Beef – Where do you want 90% lean beef

ground-beef

The burger recipes I've found online called for rather fatty ground beef, like 80% or 73%. (Spruce eats: 15 – 20% fat), Smoked BBQ source: 15 – 20% fat, Taste of Home: 20 – 40% fat (sic!), Spoon university: 20 – 30% fat, The Kitchn: 20% fat, Serious Eats: at least 20% fat, Steve Raichlen: 20% fat.) I didn't pay attention and bought some 90% lean beef. I guess the burgers will still work out, but it got me thinking.

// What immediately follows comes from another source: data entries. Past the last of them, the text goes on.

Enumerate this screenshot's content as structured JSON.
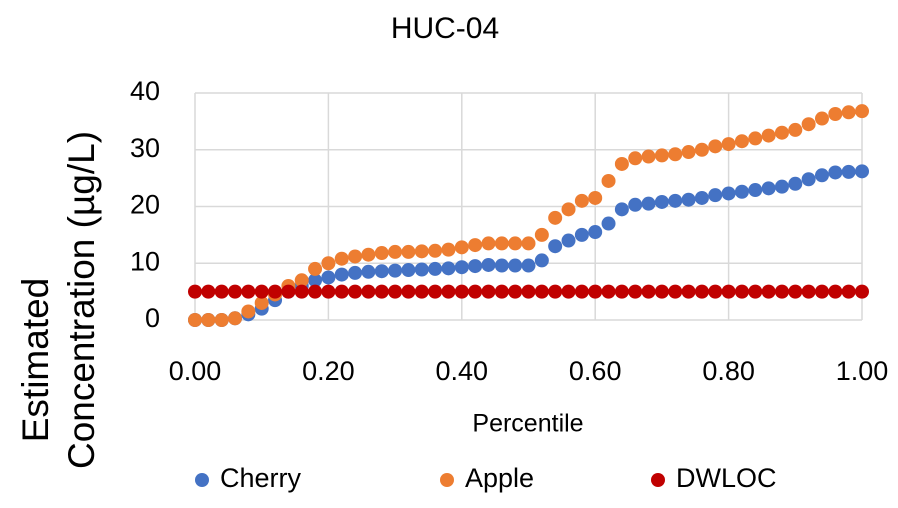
{
  "chart_data": {
    "type": "scatter",
    "title": "HUC-04",
    "xlabel": "Percentile",
    "ylabel": [
      "Estimated",
      "Concentration (µg/L)"
    ],
    "x": [
      0,
      0.02,
      0.04,
      0.06,
      0.08,
      0.1,
      0.12,
      0.14,
      0.16,
      0.18,
      0.2,
      0.22,
      0.24,
      0.26,
      0.28,
      0.3,
      0.32,
      0.34,
      0.36,
      0.38,
      0.4,
      0.42,
      0.44,
      0.46,
      0.48,
      0.5,
      0.52,
      0.54,
      0.56,
      0.58,
      0.6,
      0.62,
      0.64,
      0.66,
      0.68,
      0.7,
      0.72,
      0.74,
      0.76,
      0.78,
      0.8,
      0.82,
      0.84,
      0.86,
      0.88,
      0.9,
      0.92,
      0.94,
      0.96,
      0.98,
      1
    ],
    "series": [
      {
        "name": "Cherry",
        "color": "#4472c4",
        "values": [
          0,
          0,
          0,
          0.3,
          1,
          2,
          3.5,
          5,
          6,
          7,
          7.5,
          8,
          8.3,
          8.5,
          8.6,
          8.7,
          8.8,
          8.9,
          9,
          9.1,
          9.3,
          9.5,
          9.7,
          9.6,
          9.6,
          9.6,
          10.5,
          13,
          14,
          15,
          15.5,
          17,
          19.5,
          20.3,
          20.5,
          20.8,
          21,
          21.2,
          21.5,
          22,
          22.3,
          22.6,
          22.9,
          23.2,
          23.5,
          24,
          24.8,
          25.5,
          26,
          26.1,
          26.2
        ]
      },
      {
        "name": "Apple",
        "color": "#ed7d31",
        "values": [
          0,
          0,
          0,
          0.3,
          1.5,
          3,
          4.5,
          6,
          7,
          9,
          10,
          10.8,
          11.2,
          11.5,
          11.8,
          12,
          12,
          12.1,
          12.2,
          12.4,
          12.8,
          13.2,
          13.5,
          13.5,
          13.5,
          13.5,
          15,
          18,
          19.5,
          21,
          21.5,
          24.5,
          27.5,
          28.5,
          28.8,
          29,
          29.2,
          29.6,
          30,
          30.6,
          31,
          31.5,
          32,
          32.5,
          33,
          33.5,
          34.5,
          35.5,
          36.3,
          36.6,
          36.8
        ]
      },
      {
        "name": "DWLOC",
        "color": "#c00000",
        "values": [
          5,
          5,
          5,
          5,
          5,
          5,
          5,
          5,
          5,
          5,
          5,
          5,
          5,
          5,
          5,
          5,
          5,
          5,
          5,
          5,
          5,
          5,
          5,
          5,
          5,
          5,
          5,
          5,
          5,
          5,
          5,
          5,
          5,
          5,
          5,
          5,
          5,
          5,
          5,
          5,
          5,
          5,
          5,
          5,
          5,
          5,
          5,
          5,
          5,
          5,
          5
        ]
      }
    ],
    "xlim": [
      0,
      1
    ],
    "ylim": [
      0,
      40
    ],
    "xticks": [
      {
        "value": 0,
        "label": "0.00"
      },
      {
        "value": 0.2,
        "label": "0.20"
      },
      {
        "value": 0.4,
        "label": "0.40"
      },
      {
        "value": 0.6,
        "label": "0.60"
      },
      {
        "value": 0.8,
        "label": "0.80"
      },
      {
        "value": 1,
        "label": "1.00"
      }
    ],
    "yticks": [
      0,
      10,
      20,
      30,
      40
    ],
    "grid": true,
    "legend": "bottom"
  }
}
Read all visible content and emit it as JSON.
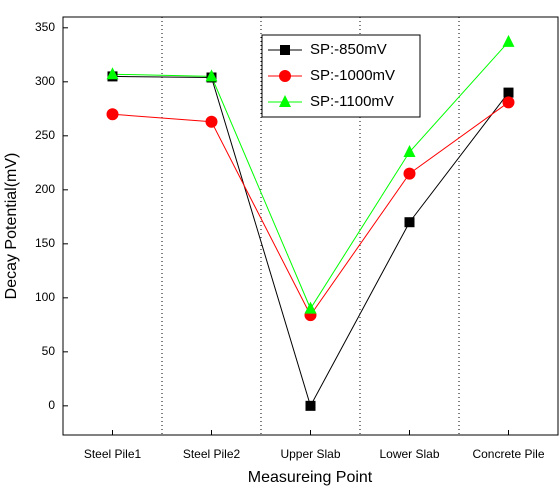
{
  "chart_data": {
    "type": "line",
    "x_label": "Measureing Point",
    "y_label": "Decay Potential(mV)",
    "categories": [
      "Steel Pile1",
      "Steel Pile2",
      "Upper Slab",
      "Lower Slab",
      "Concrete Pile"
    ],
    "series": [
      {
        "name": "SP:-850mV",
        "color": "#000000",
        "marker": "square",
        "values": [
          305,
          304,
          0,
          170,
          290
        ]
      },
      {
        "name": "SP:-1000mV",
        "color": "#ff0000",
        "marker": "circle",
        "values": [
          270,
          263,
          84,
          215,
          281
        ]
      },
      {
        "name": "SP:-1100mV",
        "color": "#00ff00",
        "marker": "triangle",
        "values": [
          307,
          305,
          90,
          235,
          337
        ]
      }
    ],
    "ylim": [
      -27,
      360
    ],
    "yticks": [
      0,
      50,
      100,
      150,
      200,
      250,
      300,
      350
    ],
    "legend": "upper center"
  }
}
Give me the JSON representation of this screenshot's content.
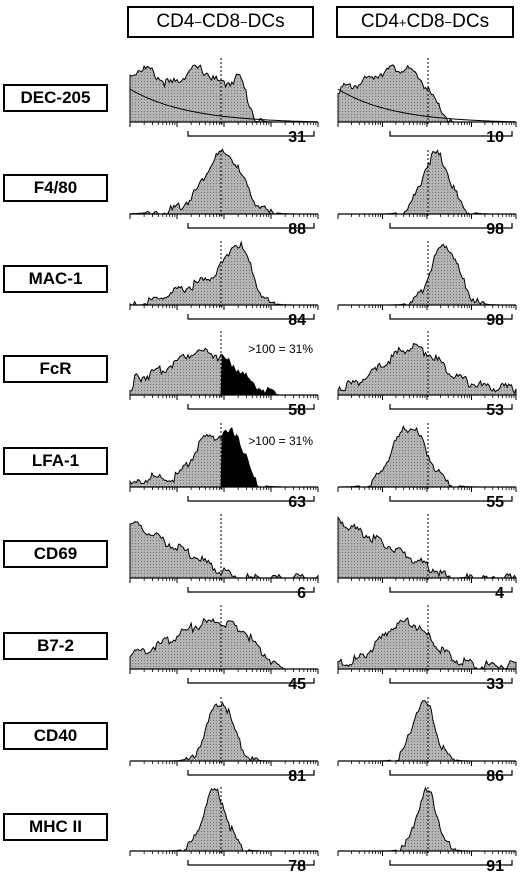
{
  "columns": [
    {
      "prefix": "CD4",
      "sup1": "−",
      "mid": " CD8",
      "sup2": "−",
      "suffix": " DCs"
    },
    {
      "prefix": "CD4",
      "sup1": "+",
      "mid": " CD8",
      "sup2": "−",
      "suffix": " DCs"
    }
  ],
  "rows": [
    "DEC-205",
    "F4/80",
    "MAC-1",
    "FcR",
    "LFA-1",
    "CD69",
    "B7-2",
    "CD40",
    "MHC II"
  ],
  "colors": {
    "fill": "#b4b4b4",
    "outline": "#000000",
    "high_fill": "#000000",
    "background": "#ffffff"
  },
  "chart_data": {
    "type": "area",
    "description_axes": "flow cytometry histograms; x axis log fluorescence (ticks unlabeled), y axis cell count",
    "gate_threshold": 100,
    "grid": false,
    "panels": [
      {
        "row": "DEC-205",
        "column": 0,
        "percent_positive": "31",
        "shape": "broad low",
        "control_overlay": true
      },
      {
        "row": "DEC-205",
        "column": 1,
        "percent_positive": "10",
        "shape": "mid peak",
        "control_overlay": true
      },
      {
        "row": "F4/80",
        "column": 0,
        "percent_positive": "88"
      },
      {
        "row": "F4/80",
        "column": 1,
        "percent_positive": "98"
      },
      {
        "row": "MAC-1",
        "column": 0,
        "percent_positive": "84"
      },
      {
        "row": "MAC-1",
        "column": 1,
        "percent_positive": "98"
      },
      {
        "row": "FcR",
        "column": 0,
        "percent_positive": "58",
        "annotation": ">100 = 31%",
        "high_region_filled": true
      },
      {
        "row": "FcR",
        "column": 1,
        "percent_positive": "53"
      },
      {
        "row": "LFA-1",
        "column": 0,
        "percent_positive": "63",
        "annotation": ">100 = 31%",
        "high_region_filled": true
      },
      {
        "row": "LFA-1",
        "column": 1,
        "percent_positive": "55"
      },
      {
        "row": "CD69",
        "column": 0,
        "percent_positive": "6"
      },
      {
        "row": "CD69",
        "column": 1,
        "percent_positive": "4"
      },
      {
        "row": "B7-2",
        "column": 0,
        "percent_positive": "45"
      },
      {
        "row": "B7-2",
        "column": 1,
        "percent_positive": "33"
      },
      {
        "row": "CD40",
        "column": 0,
        "percent_positive": "81"
      },
      {
        "row": "CD40",
        "column": 1,
        "percent_positive": "86"
      },
      {
        "row": "MHC II",
        "column": 0,
        "percent_positive": "78"
      },
      {
        "row": "MHC II",
        "column": 1,
        "percent_positive": "91"
      }
    ]
  }
}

If everybody says you need fatty ground beef for flavor, in what kind of recipes do you actually want these 90+% ground beefs, and why?

Best Answer

This is partly down to taste. When you make burgers much of the fat runs out by the time it's done, so you need to start with a high enough fat content that the burger isn't dry when it's done. I've made burgers with 10% fat when that's all I can find rather than 20% (my personal ideal), and they are very tasty as long as you don't overcook them. I find the extreme of 30% which I've seen recommended in places to be too greasy, but again that's my taste - I find too much fat covers the flavor of the meat.

Where you have to be very conscious of fat, whether minced or not, is in dishes where the fat has nowhere to go, like stews, braises and casseroles. Very fatty meat in these can end up with a greasy end result, which is not to most tastes. I use around 10% mince and lean cuts for those types of dishes.